LAWS(KER)-1960-8-26

KUMARAN Vs. 1ST ADDL ITO KOZHIKODE

Decided On August 08, 1960
KUMARAN Appellant
V/S
1ST ADDL. ITO, KOZHIKODE Respondents

JUDGEMENT

(1.) THE appellant's writ petition has been disallowed by a learned judge of this Court. Before March 13, 1946 , he was a member of the Hindu undivided family of Messrs. Mootharakutty & Sons and got half share in the business from April 1, 1946 , when the partition in the family was recognised. He, therefore, became a new assessee from 1947-48 assessment year. On September 10, 1947 the appellant filed a voluntary return of his income, but he did not file an estimate of his total income and pay advance tax as required by S. 18a (3) of the Income-tax Act, hereafter to be referred as the Act. A default has then been committed and penal interest has become leviable under S. 18a (8)of the Act.

(2.) THE Income-tax Officer by order of April 29,1951, made provisional assessment under S. 23b and assessed the petitioner on a total income of Rs. 42,172/ -. THEreafter, the Officer by order of March 30, 1952 , completed the assessment under S. 23 (3) on a total income of Rs. 73,275/ -. THE appellant filed an appeal to the appellate Assistant Commissioner, who, by order of August 22 ,1955 , reduced the total income to Rs. 64,602/-, and the tax to Rs. 24,982-3-0.
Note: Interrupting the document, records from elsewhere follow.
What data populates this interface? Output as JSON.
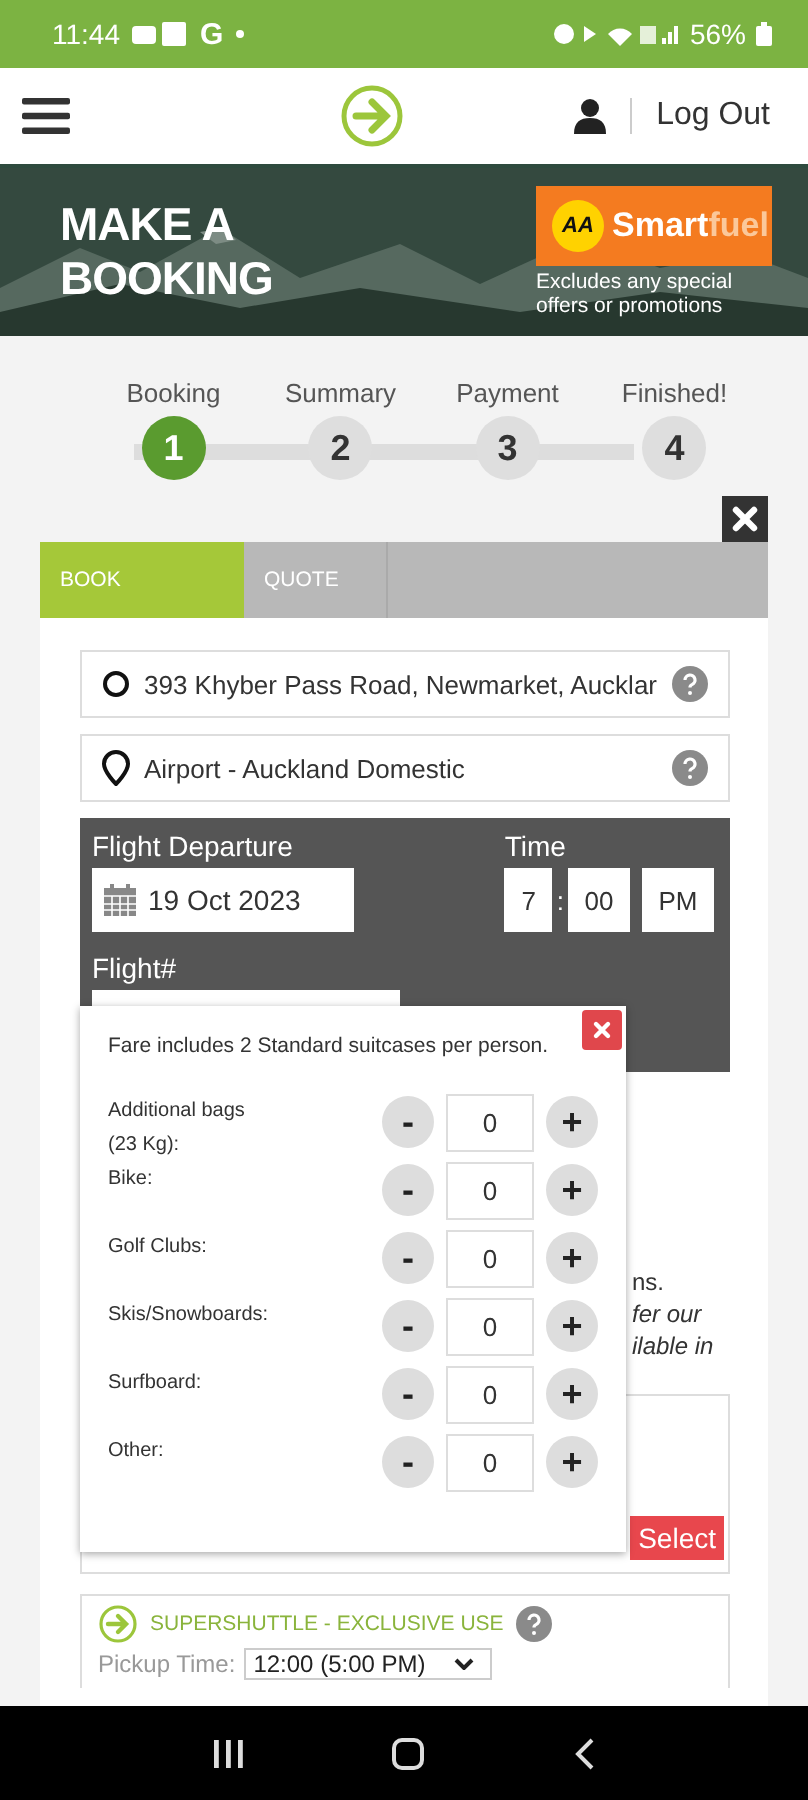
{
  "status_bar": {
    "time": "11:44",
    "carrier_letter": "G",
    "battery": "56%"
  },
  "header": {
    "logout": "Log Out"
  },
  "banner": {
    "title_lines": [
      "MAKE A",
      "BOOKING"
    ],
    "logo_aa": "AA",
    "logo_smart": "Smart",
    "logo_fuel": "fuel",
    "note": "Excludes any special offers or promotions"
  },
  "steps": [
    {
      "label": "Booking",
      "number": "1",
      "selected": true
    },
    {
      "label": "Summary",
      "number": "2",
      "selected": false
    },
    {
      "label": "Payment",
      "number": "3",
      "selected": false
    },
    {
      "label": "Finished!",
      "number": "4",
      "selected": false
    }
  ],
  "tabs": [
    {
      "label": "BOOK",
      "selected": true
    },
    {
      "label": "QUOTE",
      "selected": false
    }
  ],
  "locations": [
    {
      "kind": "origin",
      "value": "393 Khyber Pass Road, Newmarket, Aucklar"
    },
    {
      "kind": "destination",
      "value": "Airport - Auckland Domestic"
    }
  ],
  "flight": {
    "departure_label": "Flight Departure",
    "date": "19 Oct 2023",
    "time_label": "Time",
    "hour": "7",
    "separator": ":",
    "minute": "00",
    "period": "PM",
    "flight_label": "Flight#"
  },
  "luggage_popup": {
    "note": "Fare includes 2 Standard suitcases per person.",
    "minus": "-",
    "plus": "+",
    "items": [
      {
        "label": "Additional bags (23 Kg):",
        "value": "0"
      },
      {
        "label": "Bike:",
        "value": "0"
      },
      {
        "label": "Golf Clubs:",
        "value": "0"
      },
      {
        "label": "Skis/Snowboards:",
        "value": "0"
      },
      {
        "label": "Surfboard:",
        "value": "0"
      },
      {
        "label": "Other:",
        "value": "0"
      }
    ]
  },
  "hidden_notice_fragments": [
    "ns.",
    "fer our",
    "ilable in"
  ],
  "result": {
    "select": "Select"
  },
  "service": {
    "name": "SUPERSHUTTLE - EXCLUSIVE USE",
    "pickup_label": "Pickup Time:",
    "pickup_value": "12:00 (5:00 PM)"
  }
}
(3.) AS regards the reliance on the next ground, we feel the argument to be equally inadequate. In Lata Mangeshkar v. Union of India (36 I. T. R. 527) the learned judges have distinguished the case relied on by the appellant's advocate and have held that where no payment of advance tax has been made by the assessee in accordance with S. 18a, the Income-tax Officer has no discretion in the matter of reducing or waiving interest under sub-section (8), and the fifth proviso to sub-section [6], which invests the income-tax Officer with such a discretion, is not applicable to cases falling under sub-section [8]. It is conceded before us that the appellant had paid no tax and his case would be therefore covered by S. 18a [8] and not by sub-section [6]. It follows that under the former sub-section the Income-tax authorities would be bound to levy the penal interest) and the mistake being apparent the officer has not legally erred in assessing the appellant to such an interest. This appeal, therefore, fails, and is dismissed with costs. Rs. 200/- is fixed as advocates fee. Dismissed.